The trowel was old. Scratched and worn from years of digging deeply into hard scrabble soil, rich loamy soil or soil so filled with rocks it sharpened the edges of the blade every time it was used. Matt remembered the day his dad brought it home. It had a green painted handle and a shiny shovel end - he learned to call it by its proper name. A blade, much tinier than his dad’s big shovel that he used to dig the big holes. He had no idea why he had kept this old and rusted tool in with the rest of his garden tools. Matt often used it. The shape of its blade was not one of the many modern shapes, but wide enough to start a good sized hole for the spring time tomato plants. His dad’s trowel did have a depth gauge on the back. Matt was standing on a stool beside him on his workbench the day his dad scratched all the levels and inches on the back of it. He was curious, because it looked like he was damaging that shiny surface, and all the kids had been told never to damage any tools. To keep them as much in their new condition as possible. Here he was going against the rules he had laid down. Patiently, he explained that he wanted to measure the depth of a hole for particular plants. His dad said he could have driven back into town for one that already had neat engraving, but that would take too much time and a few more dollars. He had wanted to get planting.
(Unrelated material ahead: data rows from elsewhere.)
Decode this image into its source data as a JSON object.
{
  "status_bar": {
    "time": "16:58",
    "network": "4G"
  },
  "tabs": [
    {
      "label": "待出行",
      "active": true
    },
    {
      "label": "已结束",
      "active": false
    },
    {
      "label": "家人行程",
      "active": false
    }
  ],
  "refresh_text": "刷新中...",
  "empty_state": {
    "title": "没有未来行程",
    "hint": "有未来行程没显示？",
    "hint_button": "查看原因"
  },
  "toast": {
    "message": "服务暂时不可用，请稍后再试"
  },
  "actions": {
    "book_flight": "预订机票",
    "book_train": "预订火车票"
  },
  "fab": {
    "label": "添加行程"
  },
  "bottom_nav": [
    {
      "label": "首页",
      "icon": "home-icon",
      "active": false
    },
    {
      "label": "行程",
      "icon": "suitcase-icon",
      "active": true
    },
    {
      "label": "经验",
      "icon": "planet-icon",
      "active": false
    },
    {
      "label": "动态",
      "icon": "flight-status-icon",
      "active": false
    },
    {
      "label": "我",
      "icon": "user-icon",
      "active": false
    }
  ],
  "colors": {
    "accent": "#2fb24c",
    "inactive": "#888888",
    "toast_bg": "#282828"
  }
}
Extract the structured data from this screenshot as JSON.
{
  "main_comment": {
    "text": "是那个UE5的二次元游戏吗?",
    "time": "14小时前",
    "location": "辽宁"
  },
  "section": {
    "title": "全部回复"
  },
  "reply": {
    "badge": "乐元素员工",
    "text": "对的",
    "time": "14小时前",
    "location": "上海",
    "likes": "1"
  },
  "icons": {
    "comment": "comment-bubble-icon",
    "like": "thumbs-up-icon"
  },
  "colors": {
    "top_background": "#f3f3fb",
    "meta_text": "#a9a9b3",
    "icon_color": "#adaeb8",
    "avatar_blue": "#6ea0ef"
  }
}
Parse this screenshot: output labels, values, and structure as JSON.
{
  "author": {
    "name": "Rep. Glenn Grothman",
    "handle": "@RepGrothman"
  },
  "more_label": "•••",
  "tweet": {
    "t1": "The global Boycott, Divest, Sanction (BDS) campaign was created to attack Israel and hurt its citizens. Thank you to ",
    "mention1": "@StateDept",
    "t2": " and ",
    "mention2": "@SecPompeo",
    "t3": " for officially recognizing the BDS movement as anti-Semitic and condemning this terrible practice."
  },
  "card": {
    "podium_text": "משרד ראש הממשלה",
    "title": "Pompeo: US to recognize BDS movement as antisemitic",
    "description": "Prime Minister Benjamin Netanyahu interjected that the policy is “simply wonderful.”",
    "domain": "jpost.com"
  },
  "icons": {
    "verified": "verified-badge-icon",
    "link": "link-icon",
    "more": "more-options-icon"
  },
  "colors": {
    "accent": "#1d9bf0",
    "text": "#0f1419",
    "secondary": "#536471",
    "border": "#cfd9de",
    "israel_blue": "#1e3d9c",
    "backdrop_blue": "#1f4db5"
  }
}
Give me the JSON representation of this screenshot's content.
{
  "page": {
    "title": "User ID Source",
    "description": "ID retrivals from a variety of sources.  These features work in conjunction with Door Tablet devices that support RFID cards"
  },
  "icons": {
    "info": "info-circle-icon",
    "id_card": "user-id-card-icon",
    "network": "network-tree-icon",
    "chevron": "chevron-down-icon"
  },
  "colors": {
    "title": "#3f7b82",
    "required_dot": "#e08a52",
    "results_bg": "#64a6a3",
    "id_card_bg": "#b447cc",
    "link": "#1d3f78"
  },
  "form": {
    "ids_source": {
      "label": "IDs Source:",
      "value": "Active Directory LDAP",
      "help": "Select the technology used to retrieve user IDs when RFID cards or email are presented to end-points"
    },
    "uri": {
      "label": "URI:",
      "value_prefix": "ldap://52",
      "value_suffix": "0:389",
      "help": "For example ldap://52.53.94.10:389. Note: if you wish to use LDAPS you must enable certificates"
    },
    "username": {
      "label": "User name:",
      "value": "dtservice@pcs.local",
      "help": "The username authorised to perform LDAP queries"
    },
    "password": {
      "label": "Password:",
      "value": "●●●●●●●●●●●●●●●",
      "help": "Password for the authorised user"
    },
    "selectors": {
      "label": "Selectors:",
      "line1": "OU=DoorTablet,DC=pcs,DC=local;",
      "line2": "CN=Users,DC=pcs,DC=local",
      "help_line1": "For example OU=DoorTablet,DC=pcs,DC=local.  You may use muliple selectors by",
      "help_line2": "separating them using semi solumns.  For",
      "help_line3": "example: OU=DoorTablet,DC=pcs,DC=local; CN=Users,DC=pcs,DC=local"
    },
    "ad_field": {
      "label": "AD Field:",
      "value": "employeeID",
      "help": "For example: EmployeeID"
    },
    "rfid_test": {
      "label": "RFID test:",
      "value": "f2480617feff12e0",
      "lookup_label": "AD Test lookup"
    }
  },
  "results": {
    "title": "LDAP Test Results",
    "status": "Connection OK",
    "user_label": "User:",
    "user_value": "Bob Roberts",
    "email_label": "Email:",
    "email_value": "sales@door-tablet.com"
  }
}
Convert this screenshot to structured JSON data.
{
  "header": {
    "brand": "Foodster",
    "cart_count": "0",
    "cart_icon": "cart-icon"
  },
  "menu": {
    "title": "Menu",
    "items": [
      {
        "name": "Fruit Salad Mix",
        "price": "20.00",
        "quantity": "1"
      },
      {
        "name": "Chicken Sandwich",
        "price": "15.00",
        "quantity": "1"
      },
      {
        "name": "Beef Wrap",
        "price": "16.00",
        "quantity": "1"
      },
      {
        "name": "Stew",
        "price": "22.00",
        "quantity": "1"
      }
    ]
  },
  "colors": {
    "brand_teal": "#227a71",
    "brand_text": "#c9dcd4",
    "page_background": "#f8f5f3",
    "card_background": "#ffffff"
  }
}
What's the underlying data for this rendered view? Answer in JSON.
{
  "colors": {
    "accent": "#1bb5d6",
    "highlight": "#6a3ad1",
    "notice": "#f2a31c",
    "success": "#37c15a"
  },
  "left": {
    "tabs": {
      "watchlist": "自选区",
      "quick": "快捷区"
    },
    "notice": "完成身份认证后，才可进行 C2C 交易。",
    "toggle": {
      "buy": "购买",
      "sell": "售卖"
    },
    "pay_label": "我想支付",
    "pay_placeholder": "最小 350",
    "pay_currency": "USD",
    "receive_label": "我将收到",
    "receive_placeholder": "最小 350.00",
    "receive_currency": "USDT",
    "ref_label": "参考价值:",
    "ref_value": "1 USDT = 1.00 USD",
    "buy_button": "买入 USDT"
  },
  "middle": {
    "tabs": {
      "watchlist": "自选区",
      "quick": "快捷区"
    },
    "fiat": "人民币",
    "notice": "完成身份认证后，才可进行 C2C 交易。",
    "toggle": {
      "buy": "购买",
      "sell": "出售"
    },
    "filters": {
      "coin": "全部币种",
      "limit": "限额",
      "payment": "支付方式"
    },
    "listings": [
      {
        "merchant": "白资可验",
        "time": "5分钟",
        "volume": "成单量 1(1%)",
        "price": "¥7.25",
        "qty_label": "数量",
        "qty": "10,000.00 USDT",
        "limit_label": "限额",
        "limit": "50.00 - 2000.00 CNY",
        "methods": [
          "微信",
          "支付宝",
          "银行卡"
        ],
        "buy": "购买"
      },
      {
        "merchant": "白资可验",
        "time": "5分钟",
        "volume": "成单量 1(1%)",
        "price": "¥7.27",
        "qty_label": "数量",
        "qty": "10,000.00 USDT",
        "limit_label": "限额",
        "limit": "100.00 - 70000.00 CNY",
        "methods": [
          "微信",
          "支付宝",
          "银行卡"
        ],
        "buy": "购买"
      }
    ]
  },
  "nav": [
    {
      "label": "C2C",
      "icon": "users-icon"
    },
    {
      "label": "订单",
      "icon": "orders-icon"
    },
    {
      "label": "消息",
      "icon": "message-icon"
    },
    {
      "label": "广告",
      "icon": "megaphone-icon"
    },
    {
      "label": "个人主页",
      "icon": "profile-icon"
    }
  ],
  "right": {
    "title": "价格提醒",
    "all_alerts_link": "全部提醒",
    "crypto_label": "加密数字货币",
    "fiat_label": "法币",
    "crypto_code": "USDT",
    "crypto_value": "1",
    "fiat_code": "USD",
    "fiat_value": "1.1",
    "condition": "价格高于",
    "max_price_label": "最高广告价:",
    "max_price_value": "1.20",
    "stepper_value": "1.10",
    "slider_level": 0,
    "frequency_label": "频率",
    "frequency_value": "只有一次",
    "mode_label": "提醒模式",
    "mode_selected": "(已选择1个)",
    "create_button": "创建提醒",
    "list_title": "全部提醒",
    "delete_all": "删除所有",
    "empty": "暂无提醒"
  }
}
Well, it wasn’t spring time and his tomatoes were ripening nicely. The old trowel had grabbed his attention. He kind of compared it to wanting to dig deeply for a work project that had been assigned to him. But how deeply, he had yet to figure out. Matt had no gauge like the one on the back of the trowel. He certainly couldn’t go out to the garden and dig out all the information he needed. Matt pushed back the wide brimmed straw hat he always wore in the sun. Like his dad, he pulled out a big red kerchief and wiped the sweat from his brow. Well-worn blue jeans and a plaid shirt with the sleeves cut off, his garden ‘uniform’.Taking the trowel with him, he decided that he may not be able to dig up any answers, but thick weeds choking out some of his garden needed rearranging. A big swig of water refreshed him. Hot sun, butterflies and birds beckoned. Work needed to stay at work. He needed to get outside and dig some real soil.
“To forget how to dig the earth and to tend the soil is to forget ourselves.”